Screening more people for sleep apnea is not a harmless proposition. Dr. Sachin Pendharkar, a sleep specialist from the University of Calgary, in his editorial accompanying the USPTF study, notes that expanded screening as advocated by the AASM would yield some 27 million false-positive results while finding 13 million cases of sleep apnea.:
“Given that the cost of a single laboratory-based polysomnography test is approximately $782, this would lead to $21 billion in wasted out-of-pocket and system health care costs. Even if all patients who screened positive were tested with a home-based portable monitoring device at a cost of $162 each, the increase in health care costs would be an estimated $4.4 billion. When costs are considered alongside the low diagnostic accuracy of screening tests and the lack of evidence of treatment benefit in asymptomatic patients, the balance tips heavily against screening in the general population.”
A lot of that money would likely end up in the pockets of sleep centers accredited by the AASM.
And what about those millions of false-positives who snowball down a path of diagnosis and treatment that is not only extremely inconvenient (ask someone who uses a CPAP breathing machine at night), but may potentially lead to unforeseen health consequences?

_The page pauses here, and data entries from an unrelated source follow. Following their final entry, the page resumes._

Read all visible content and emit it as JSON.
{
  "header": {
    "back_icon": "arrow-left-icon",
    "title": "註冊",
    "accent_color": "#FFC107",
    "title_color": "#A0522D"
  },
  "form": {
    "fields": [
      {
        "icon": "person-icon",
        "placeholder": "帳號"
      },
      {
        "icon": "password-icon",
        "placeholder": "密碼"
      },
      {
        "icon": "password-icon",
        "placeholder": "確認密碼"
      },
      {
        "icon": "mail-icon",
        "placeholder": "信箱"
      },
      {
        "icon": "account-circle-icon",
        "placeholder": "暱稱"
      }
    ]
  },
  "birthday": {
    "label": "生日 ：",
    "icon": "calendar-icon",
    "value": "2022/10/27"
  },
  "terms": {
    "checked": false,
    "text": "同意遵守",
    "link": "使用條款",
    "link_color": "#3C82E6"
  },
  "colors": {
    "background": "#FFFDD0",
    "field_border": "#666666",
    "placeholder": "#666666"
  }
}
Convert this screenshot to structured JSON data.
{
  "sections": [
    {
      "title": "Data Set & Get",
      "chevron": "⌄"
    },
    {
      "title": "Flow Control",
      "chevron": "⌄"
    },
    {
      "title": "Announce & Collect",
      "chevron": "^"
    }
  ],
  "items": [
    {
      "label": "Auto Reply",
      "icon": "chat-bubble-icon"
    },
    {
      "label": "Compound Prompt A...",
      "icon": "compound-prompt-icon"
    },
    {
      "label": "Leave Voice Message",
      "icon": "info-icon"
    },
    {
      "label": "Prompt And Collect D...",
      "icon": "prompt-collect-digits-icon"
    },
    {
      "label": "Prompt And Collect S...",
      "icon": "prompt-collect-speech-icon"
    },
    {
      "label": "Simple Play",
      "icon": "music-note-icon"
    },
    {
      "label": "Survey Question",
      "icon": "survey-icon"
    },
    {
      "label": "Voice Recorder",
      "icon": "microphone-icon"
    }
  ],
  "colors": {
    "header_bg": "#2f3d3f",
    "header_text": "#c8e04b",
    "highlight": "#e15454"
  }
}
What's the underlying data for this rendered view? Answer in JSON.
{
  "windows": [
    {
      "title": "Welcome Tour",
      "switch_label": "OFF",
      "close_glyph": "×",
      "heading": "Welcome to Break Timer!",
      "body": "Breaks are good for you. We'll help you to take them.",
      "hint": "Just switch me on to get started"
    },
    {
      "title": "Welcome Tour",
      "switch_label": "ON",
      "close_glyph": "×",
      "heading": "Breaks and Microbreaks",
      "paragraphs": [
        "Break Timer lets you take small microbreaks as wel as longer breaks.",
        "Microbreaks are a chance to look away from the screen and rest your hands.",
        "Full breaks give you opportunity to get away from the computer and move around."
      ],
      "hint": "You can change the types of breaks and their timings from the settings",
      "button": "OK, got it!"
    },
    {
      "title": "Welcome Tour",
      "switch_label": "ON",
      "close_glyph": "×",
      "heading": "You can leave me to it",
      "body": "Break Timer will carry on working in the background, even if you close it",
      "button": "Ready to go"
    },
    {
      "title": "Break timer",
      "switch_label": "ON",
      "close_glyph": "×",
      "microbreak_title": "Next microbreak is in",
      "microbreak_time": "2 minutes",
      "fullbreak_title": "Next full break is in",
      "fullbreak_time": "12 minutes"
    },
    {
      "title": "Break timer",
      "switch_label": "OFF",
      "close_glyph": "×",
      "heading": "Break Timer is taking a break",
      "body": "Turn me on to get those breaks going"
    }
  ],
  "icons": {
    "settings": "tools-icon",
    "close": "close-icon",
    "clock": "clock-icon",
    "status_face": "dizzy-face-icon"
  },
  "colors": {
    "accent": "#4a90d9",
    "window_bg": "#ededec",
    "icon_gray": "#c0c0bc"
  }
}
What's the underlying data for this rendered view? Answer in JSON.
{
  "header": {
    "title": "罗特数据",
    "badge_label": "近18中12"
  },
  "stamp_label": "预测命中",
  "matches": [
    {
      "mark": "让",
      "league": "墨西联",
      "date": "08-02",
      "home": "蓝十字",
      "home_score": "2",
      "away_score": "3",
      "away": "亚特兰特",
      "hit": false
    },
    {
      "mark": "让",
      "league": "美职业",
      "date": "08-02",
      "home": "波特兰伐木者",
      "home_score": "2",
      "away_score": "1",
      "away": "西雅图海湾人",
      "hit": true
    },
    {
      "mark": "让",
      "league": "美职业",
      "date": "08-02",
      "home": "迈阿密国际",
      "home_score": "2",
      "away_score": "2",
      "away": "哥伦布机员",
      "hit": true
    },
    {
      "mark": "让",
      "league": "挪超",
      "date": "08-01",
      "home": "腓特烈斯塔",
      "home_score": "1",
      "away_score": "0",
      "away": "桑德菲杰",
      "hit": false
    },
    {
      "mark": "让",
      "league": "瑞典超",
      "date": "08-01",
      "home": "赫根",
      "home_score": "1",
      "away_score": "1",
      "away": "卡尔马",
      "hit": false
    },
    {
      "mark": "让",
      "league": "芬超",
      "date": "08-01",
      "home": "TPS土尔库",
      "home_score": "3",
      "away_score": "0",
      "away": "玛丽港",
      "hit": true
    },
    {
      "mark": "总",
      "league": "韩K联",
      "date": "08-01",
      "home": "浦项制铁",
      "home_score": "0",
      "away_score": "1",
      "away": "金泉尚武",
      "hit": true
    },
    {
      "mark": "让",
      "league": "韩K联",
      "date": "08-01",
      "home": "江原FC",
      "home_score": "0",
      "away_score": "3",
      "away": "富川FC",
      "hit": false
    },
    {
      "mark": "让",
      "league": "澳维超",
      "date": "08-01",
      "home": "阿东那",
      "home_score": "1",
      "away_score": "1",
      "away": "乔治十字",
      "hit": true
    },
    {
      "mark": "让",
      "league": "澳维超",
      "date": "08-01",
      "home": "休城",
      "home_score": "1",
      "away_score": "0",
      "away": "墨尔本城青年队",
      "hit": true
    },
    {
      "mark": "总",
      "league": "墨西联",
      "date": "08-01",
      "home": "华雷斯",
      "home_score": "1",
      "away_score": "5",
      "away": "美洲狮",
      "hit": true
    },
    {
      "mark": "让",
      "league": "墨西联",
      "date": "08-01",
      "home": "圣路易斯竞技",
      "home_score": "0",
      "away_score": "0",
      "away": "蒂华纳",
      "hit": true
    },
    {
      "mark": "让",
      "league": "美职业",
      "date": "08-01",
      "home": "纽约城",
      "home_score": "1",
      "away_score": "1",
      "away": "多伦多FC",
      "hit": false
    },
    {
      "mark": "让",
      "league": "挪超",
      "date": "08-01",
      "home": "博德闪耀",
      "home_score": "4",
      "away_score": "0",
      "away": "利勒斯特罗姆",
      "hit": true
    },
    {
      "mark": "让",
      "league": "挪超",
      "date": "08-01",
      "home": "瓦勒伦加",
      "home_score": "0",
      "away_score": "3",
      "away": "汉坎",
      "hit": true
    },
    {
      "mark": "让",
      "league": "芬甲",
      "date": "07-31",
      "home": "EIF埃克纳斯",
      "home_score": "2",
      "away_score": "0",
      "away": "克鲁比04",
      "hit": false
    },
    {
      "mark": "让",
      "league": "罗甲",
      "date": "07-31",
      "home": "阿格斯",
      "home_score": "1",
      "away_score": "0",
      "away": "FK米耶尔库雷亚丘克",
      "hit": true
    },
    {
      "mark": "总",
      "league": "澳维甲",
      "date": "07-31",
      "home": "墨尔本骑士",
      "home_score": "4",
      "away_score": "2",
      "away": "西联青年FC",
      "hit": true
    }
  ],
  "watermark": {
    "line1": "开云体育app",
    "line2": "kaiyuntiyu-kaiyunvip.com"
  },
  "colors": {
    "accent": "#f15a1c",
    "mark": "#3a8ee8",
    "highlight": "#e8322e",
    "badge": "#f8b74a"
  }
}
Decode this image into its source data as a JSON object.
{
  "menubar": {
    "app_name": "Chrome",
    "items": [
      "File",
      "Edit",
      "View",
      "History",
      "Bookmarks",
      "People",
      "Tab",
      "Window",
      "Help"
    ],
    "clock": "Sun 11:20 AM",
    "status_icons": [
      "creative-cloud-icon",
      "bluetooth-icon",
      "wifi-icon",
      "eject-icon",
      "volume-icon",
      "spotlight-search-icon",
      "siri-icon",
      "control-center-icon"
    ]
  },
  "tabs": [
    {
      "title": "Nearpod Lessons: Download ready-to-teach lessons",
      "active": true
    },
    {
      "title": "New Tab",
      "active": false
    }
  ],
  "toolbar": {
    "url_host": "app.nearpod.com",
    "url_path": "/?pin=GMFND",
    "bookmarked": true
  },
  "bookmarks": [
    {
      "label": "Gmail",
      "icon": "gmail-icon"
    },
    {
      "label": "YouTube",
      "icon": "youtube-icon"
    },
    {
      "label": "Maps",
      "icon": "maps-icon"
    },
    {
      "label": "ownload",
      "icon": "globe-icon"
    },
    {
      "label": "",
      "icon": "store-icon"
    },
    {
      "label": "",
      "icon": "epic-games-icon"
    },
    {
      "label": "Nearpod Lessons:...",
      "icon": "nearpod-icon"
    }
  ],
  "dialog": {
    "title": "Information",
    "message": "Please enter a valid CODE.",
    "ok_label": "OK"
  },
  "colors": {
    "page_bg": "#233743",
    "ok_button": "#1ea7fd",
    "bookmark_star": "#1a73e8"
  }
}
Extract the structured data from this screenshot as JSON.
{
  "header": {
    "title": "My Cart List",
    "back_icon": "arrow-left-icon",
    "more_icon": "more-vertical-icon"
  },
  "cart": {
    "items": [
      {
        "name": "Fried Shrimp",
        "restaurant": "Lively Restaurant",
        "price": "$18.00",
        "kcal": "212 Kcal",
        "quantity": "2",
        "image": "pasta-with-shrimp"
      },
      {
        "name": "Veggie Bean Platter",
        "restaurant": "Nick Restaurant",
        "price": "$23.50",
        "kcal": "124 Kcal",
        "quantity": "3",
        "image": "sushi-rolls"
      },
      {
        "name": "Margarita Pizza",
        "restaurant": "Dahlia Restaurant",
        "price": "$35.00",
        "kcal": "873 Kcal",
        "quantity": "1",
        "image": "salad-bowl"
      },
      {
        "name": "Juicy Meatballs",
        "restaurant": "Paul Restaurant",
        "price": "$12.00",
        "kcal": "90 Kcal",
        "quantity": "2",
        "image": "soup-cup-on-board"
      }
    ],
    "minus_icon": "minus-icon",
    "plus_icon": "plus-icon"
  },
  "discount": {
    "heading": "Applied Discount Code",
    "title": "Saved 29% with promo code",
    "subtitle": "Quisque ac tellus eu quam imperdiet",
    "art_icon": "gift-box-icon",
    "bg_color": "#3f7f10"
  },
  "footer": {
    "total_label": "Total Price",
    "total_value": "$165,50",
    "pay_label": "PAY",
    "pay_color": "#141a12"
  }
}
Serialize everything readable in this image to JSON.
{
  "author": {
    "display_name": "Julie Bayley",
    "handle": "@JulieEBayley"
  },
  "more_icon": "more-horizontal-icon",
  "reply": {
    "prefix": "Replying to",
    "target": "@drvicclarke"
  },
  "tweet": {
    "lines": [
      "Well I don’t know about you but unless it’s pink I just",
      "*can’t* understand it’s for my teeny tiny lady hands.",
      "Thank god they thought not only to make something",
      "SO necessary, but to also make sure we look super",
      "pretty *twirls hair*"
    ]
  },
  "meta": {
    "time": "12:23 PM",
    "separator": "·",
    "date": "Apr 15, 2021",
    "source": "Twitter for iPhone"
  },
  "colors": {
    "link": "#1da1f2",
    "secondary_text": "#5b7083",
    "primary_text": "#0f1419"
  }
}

On the other hand, there is something necessary and positive that could come from this yet unresolved debate. First, we in the general public, whether we find ourselves in a patient role or not, could become better observers and reporters of our sleep habits. Secondly, healthcare providers could commit to becoming better informed and more vigilant regarding sleep disorders; in particular, those in primary care positions who need to make a sleep history automatic in their evaluation of hypertension and depression (two of the major causes of serious health problems and death in medicine). Finally, as both the USPTF and AASM advocate, we need more studies which clarify the long-term outcomes of untreated OSA in those who are asymptomatic, as well as a more evidence-based approach in determining who is at high risk of developing OSA.
These are concrete and feasible actions that we can either sleep on … or act on.
[Editor’s note: This post has been updated to clarify the difference between screening and diagnosis of sleep apnea.]